Monday, September 27, 2010

Making Beautiful ‘Le Noise’ Together

By JON PARELES
The New York Times
http://www.nytimes.com
September 26, 2010

Neil Young’s fans have long known he’s a stickler about sound. There’s nothing unpremeditated when he summons thick lava surges of electric-guitar distortion or when he plucks acoustic-guitar chords to ring in pristine solitude. So perhaps it was inevitable that he would end up collaborating with another careful shaper of reverberation and depth, Daniel Lanois, the producer who has opened up somber spaces on albums by U2, Peter Gabriel, the Neville Brothers and Bob Dylan.

Their collaboration, “Le Noise” (Reprise), is due for release on Tuesday. The latest songs by Mr. Young, 64, ponder mortality, love, history, memory and faith. “Somewhere in a ray of sunshine you find the dark/ Somehow when you see the spark, it burns your heart,” he sings in “Someone’s Gonna Rescue You.” Nearly all the tunes here reach for the kind of primal, indelible riffs Mr. Young brought to songs like “Cinnamon Girl” or “Cortez the Killer.” The music roars and reflects, seethes and mourns.


Jeff Chiu/Associated Press

“Le Noise” is a new album by Neil Young, left, and Daniel Lanois.


The album’s parameters are strict. Mr. Young performs alone, on electric or acoustic guitar, in eight tracks that total 39 minutes. “I wanted to do the solo record because I didn’t want to teach anybody the songs,” he said by telephone from the Mountain House restaurant in Woodside, Calif., where he and Mr. Lanois were spending the afternoon doing interviews. “These songs are pretty complex, actually. It’s simple, the amount of chords they have, but the way they’re laid out, they’re more complex than they sound like they are. I’ve found that a lot of musicians that play with me all thought that my songs are really simple, until they actually tried to play them with me.”

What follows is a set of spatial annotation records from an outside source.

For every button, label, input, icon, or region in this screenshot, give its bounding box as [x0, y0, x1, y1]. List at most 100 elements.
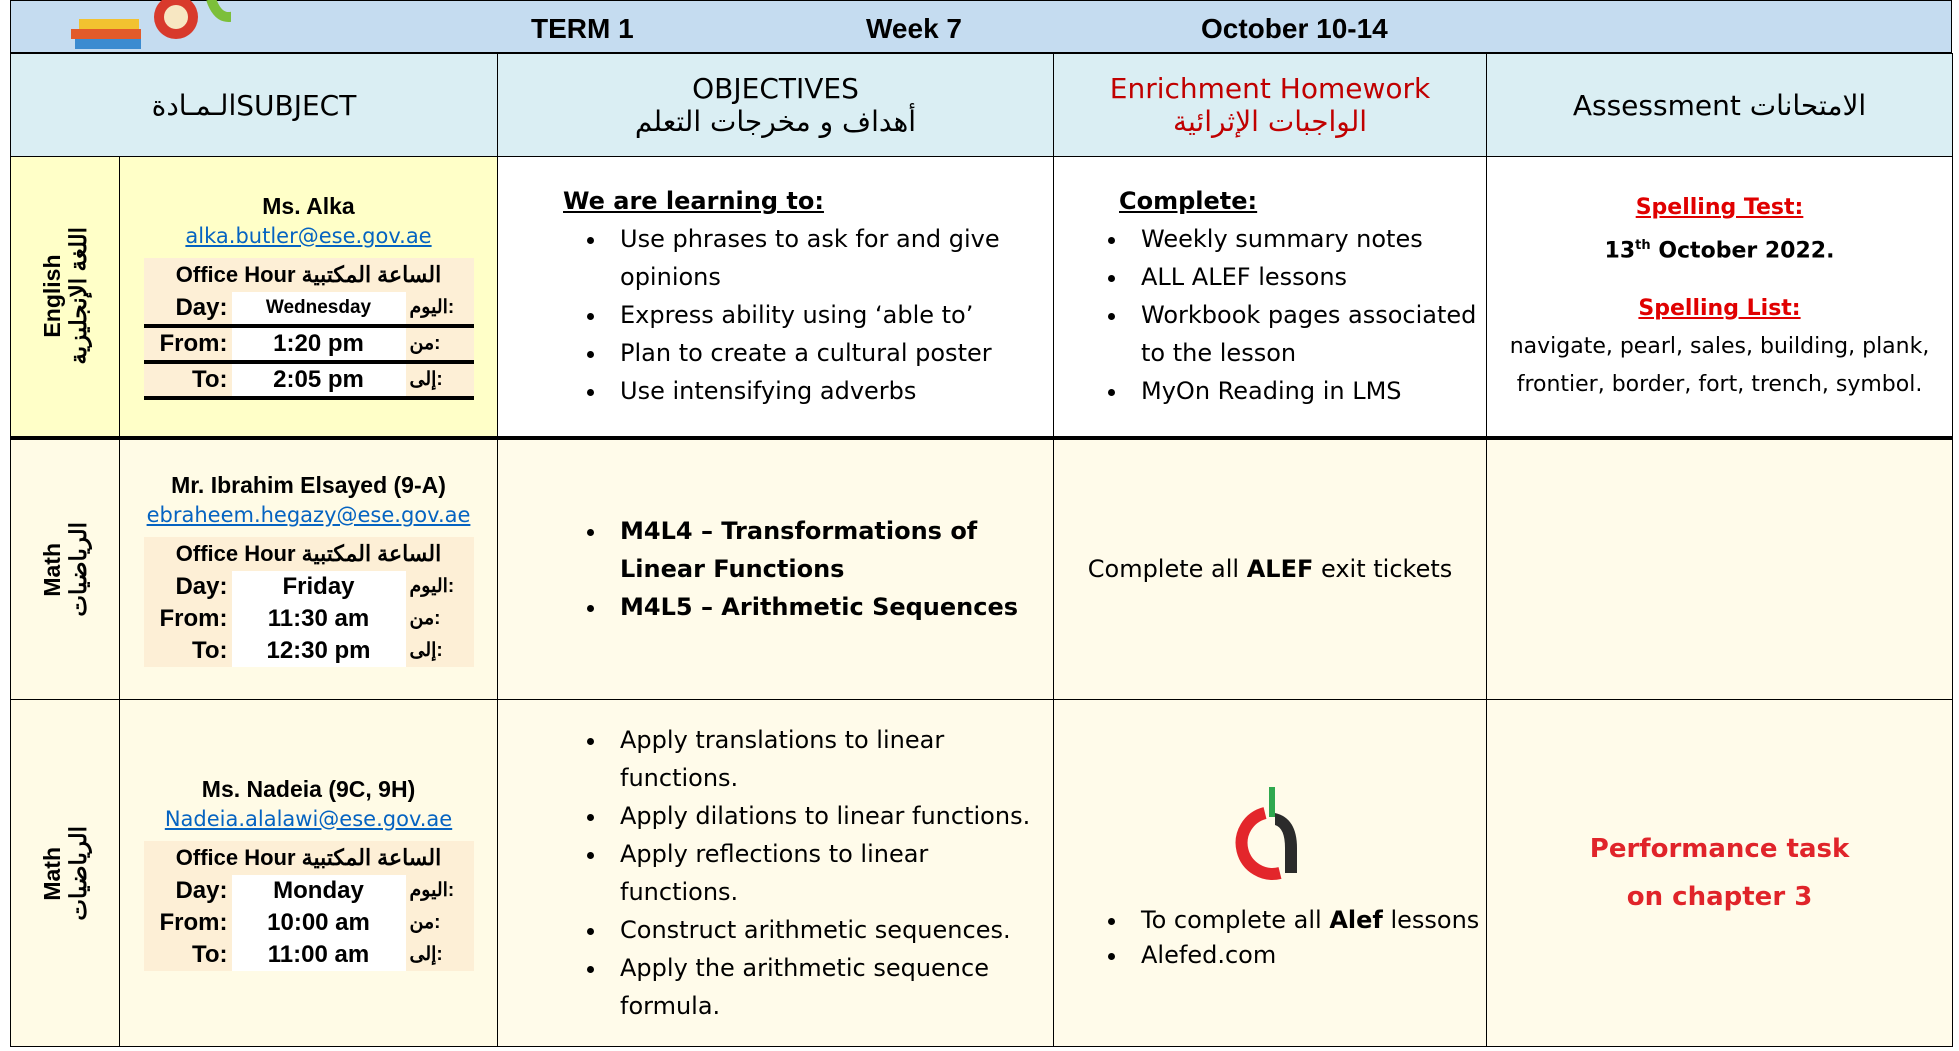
element: Math الرياضيات [39, 522, 91, 617]
office-hour-key-ar: إلى: [409, 944, 443, 965]
office-hour-key-ar: من: [409, 912, 441, 933]
office-hour-label: Office Hour [175, 261, 296, 287]
dates: October 10-14 [1201, 13, 1388, 44]
office-hour-key-ar: إلى: [405, 361, 474, 400]
teacher-email[interactable]: ebraheem.hegazy@ese.gov.ae [146, 502, 471, 527]
office-hour-row: Day: Wednesday اليوم: [143, 291, 474, 328]
teacher-name: Ms. Alka [262, 192, 355, 219]
office-hour-key-ar: اليوم: [409, 880, 455, 901]
office-hour-row: To: 11:00 am إلى: [144, 938, 474, 971]
element [1269, 787, 1276, 817]
list-item: Use intensifying adverbs [608, 372, 1053, 410]
element [206, 0, 231, 22]
office-hour-value: 11:00 am [231, 938, 406, 971]
subject-cell: English اللغة الإنجليزية [10, 156, 120, 440]
office-hour-key-ar: اليوم: [409, 576, 455, 598]
homework-title: Enrichment Homework [1109, 72, 1431, 105]
office-hour-title: Office Hour الساعة المكتبية [144, 537, 474, 571]
homework-cell: Complete: Weekly summary notesALL ALEF le… [1053, 156, 1488, 440]
list-item: Weekly summary notes [1129, 220, 1486, 258]
spelling-list: navigate, pearl, sales, building, plank,… [1509, 333, 1930, 397]
date-rest: October 2022. [1650, 237, 1835, 263]
office-hour-key: Day: [175, 876, 228, 904]
homework-list: Weekly summary notesALL ALEF lessonsWork… [1054, 220, 1486, 410]
list-label: Spelling List: [1638, 295, 1801, 321]
homework-bold: ALEF [1246, 555, 1314, 584]
header-band: TERM 1 Week 7 October 10-14 [10, 0, 1952, 53]
date-suffix: th [1635, 237, 1651, 253]
subject: Math [39, 542, 65, 597]
subject-ar: الرياضيات [65, 825, 91, 921]
objectives-title-ar: أهداف و مخرجات التعلم [634, 105, 917, 138]
element: English اللغة الإنجليزية [39, 227, 91, 365]
column-header-row: الـمـادةSUBJECT OBJECTIVES أهداف و مخرجات… [9, 53, 1954, 157]
element: Alef [1329, 906, 1383, 934]
list-item: Apply dilations to linear functions. [608, 797, 1053, 835]
subject-cell: Math الرياضيات [10, 437, 120, 700]
objectives-list: M4L4 – Transformations of Linear Functio… [498, 512, 1053, 626]
objectives-heading: We are learning to: [563, 187, 824, 216]
element [1487, 270, 1952, 290]
office-hour-row: From: 1:20 pm من: [143, 325, 474, 364]
office-hour-label-ar: الساعة المكتبية [301, 261, 442, 287]
office-hour-box: Office Hour الساعة المكتبية Day: Wednesday… [143, 257, 474, 400]
office-hour-row: Day: Monday اليوم: [144, 874, 474, 907]
subject-ar: الرياضيات [65, 521, 91, 617]
subject-ar: اللغة الإنجليزية [65, 227, 91, 366]
list-item: ALL ALEF lessons [1129, 258, 1486, 296]
office-hour-key: From: [159, 908, 228, 936]
office-hour-key: Day: [143, 291, 232, 328]
teacher-email[interactable]: Nadeia.alalawi@ese.gov.ae [164, 806, 453, 831]
office-hour-value: 2:05 pm [231, 361, 406, 400]
math-row-2: Math الرياضيات Ms. Nadeia (9C, 9H) Nadeia.… [10, 699, 1954, 1047]
objectives-cell: Apply translations to linear functions.A… [497, 699, 1055, 1047]
office-hour-row: To: 2:05 pm إلى: [143, 361, 474, 400]
office-hour-value: Friday [231, 570, 406, 603]
office-hour-value: 12:30 pm [231, 634, 406, 667]
office-hour-box: Office Hour الساعة المكتبية Day: Friday الي… [143, 536, 474, 667]
office-hour-key: From: [143, 325, 232, 364]
assessment-cell: Performance task on chapter 3 [1486, 699, 1954, 1047]
element [164, 5, 188, 29]
office-hour-key-ar: اليوم: [405, 291, 474, 328]
office-hour-key: To: [143, 361, 232, 400]
office-hour-title: Office Hour الساعة المكتبية [144, 841, 474, 875]
books-icon [71, 0, 231, 49]
homework-item: To complete all Alef lessons [1129, 903, 1486, 938]
homework-item: Alefed.com [1129, 938, 1486, 973]
office-hour-key: Day: [175, 572, 228, 600]
objectives-title: OBJECTIVES [692, 72, 859, 105]
assessment-title: Assessment الامتحانات [1572, 88, 1867, 122]
office-hour-key-ar: إلى: [409, 640, 443, 662]
assessment-line: Performance task [1589, 834, 1850, 864]
objectives-cell: We are learning to: Use phrases to ask fo… [497, 156, 1055, 440]
list-item: Use phrases to ask for and give opinions [608, 220, 1053, 296]
office-hour-label-ar: الساعة المكتبية [301, 844, 442, 870]
teacher-cell: Mr. Ibrahim Elsayed (9-A) ebraheem.hegazy… [118, 437, 499, 700]
office-hour-label: Office Hour [175, 540, 296, 566]
office-hour-value: 11:30 am [231, 602, 406, 635]
assessment-cell: Spelling Test: 13th October 2022. Spelli… [1486, 156, 1954, 440]
element: To complete all [1141, 906, 1330, 934]
date-day: 13 [1604, 237, 1636, 263]
test-label: Spelling Test: [1635, 194, 1804, 220]
week: Week 7 [866, 13, 962, 44]
homework-header: Enrichment Homework الواجبات الإثرائية [1053, 53, 1488, 157]
office-hour-key: From: [159, 604, 228, 632]
element: To complete all Alef lessons Alefed.com [1054, 903, 1486, 973]
teacher-email[interactable]: alka.butler@ese.gov.ae [185, 223, 432, 248]
element: lessons [1382, 906, 1480, 934]
list-item: Apply reflections to linear functions. [608, 835, 1053, 911]
homework-title-ar: الواجبات الإثرائية [1172, 105, 1368, 138]
office-hour-label: Office Hour [175, 844, 296, 870]
office-hour-title: Office Hour الساعة المكتبية [144, 258, 474, 292]
english-row: English اللغة الإنجليزية Ms. Alka alka.but… [10, 156, 1954, 440]
list-item: Construct arithmetic sequences. [608, 911, 1053, 949]
homework-heading: Complete: [1119, 187, 1258, 216]
element [1275, 813, 1298, 873]
element: Math الرياضيات [39, 826, 91, 921]
homework-cell: Complete all ALEF exit tickets [1053, 437, 1488, 700]
element [75, 39, 141, 49]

“Le Noise” was made in Mr. Lanois’s home studio, a mansion in the Silver Lake section of Los Angeles that has arched windows, high ceilings and a prized collection of vintage tube amplifiers. While he sang and played, Mr. Young was videotaped, mostly in black and white, for a companion DVD; he has released clips on YouTube.

“It’s kind of like a horror movie,” Mr. Young said. “Le Noise, this monster, lives in this house.”

The real-time performances became raw material for Mr. Lanois. He tweaked and toyed with the guitar sounds, processing multiple signals from each instrument. He also looped, echoed and multiplied fragments of the performances, time-warping the stark realism of vocals and guitar.

“Everything that happened actually happened, but he’ll take pieces of the performance and put them in again and put them in different places,” Mr. Young said. “He does a performance in the mix, and I do a performance in the performance and it comes together to be what you see and hear.”

When Mr. Young claws at one of his venerable electric guitars — the much-altered Gibson Les Paul he calls Old Black or his Gretsch White Falcon, which has separate pickups for upper and lower strings, awaiting manipulation by Mr. Lanois — the tracks blare like his band Crazy Horse. But Mr. Young’s guitar and voice are unmoored from a rhythm section, and they ricochet in stereo through Mr. Lanois’s transformations, meeting their own shadows and ghosts. “Rumblin,’ ” a song about portents of change, merges a hymn and a burgeoning earthquake.

“I don’t want to be a record maker that just puts a lot of sweetening on a man’s work,” Mr. Lanois said. “I’ve never gone this far on any other record, ever. As pure a record as this might seem, on my part of it I think I’ve really stepped way ahead of anything else I’ve ever done with these sonic delights.”

Mr. Young said: “He had all of the room in the world to do it because there was nothing else there in the way. There was no band in the way, no backing singers, no arrangement of instruments — nothing in the way of him doing it. The only thing there other than me was him, and he was using pieces of me on top of me. It worked out real good.”

One song, “Hitchhiker,” took 35 years to complete, Mr. Young said. “If it was a TV show, it would be called ‘The Drug Chronicles, T.M.I.,’ ” Mr. Young said, abbreviating “too much information.” It is a compressed autobiography, mostly written in 1975, of his early years of fame and excess, mentioning hashish, amphetamines and cocaine. This year he reworked the chords and added concluding verses, among them, “I tried to leave my past behind, but it’s catching up with me.”

The other songs are recent, and were written fast. “Peaceful Valley Boulevard,” which “probably took an hour,” Mr. Young said, is a sweeping environmental history of the American West, from bison hunting to electric cars. Mr. Young hadn’t planned the song with such a long view. “I walked into it hearing a gunshot across a valley, back in the day, and then everything else just unfolded,” he said. “It did go from past to present to semifuture, but sometimes that happens. Not that often, but it does happen, and when it does I always feel fortunate, because it seems to always get somewhere that I don’t usually get.”

Mr. Young introduced songs from “Le Noise” in a solo theater tour earlier this year, and he is going on the road again, performing alone with electronic effects. The concerts are scheduled along the Gulf Coast, as benefits for people affected by the BP oil disaster. It’s an unusual choice of itinerary for a rocker with a brand-new album to promote. “It’s hurricane season,” Mr. Young said. “It’s going to be interesting.”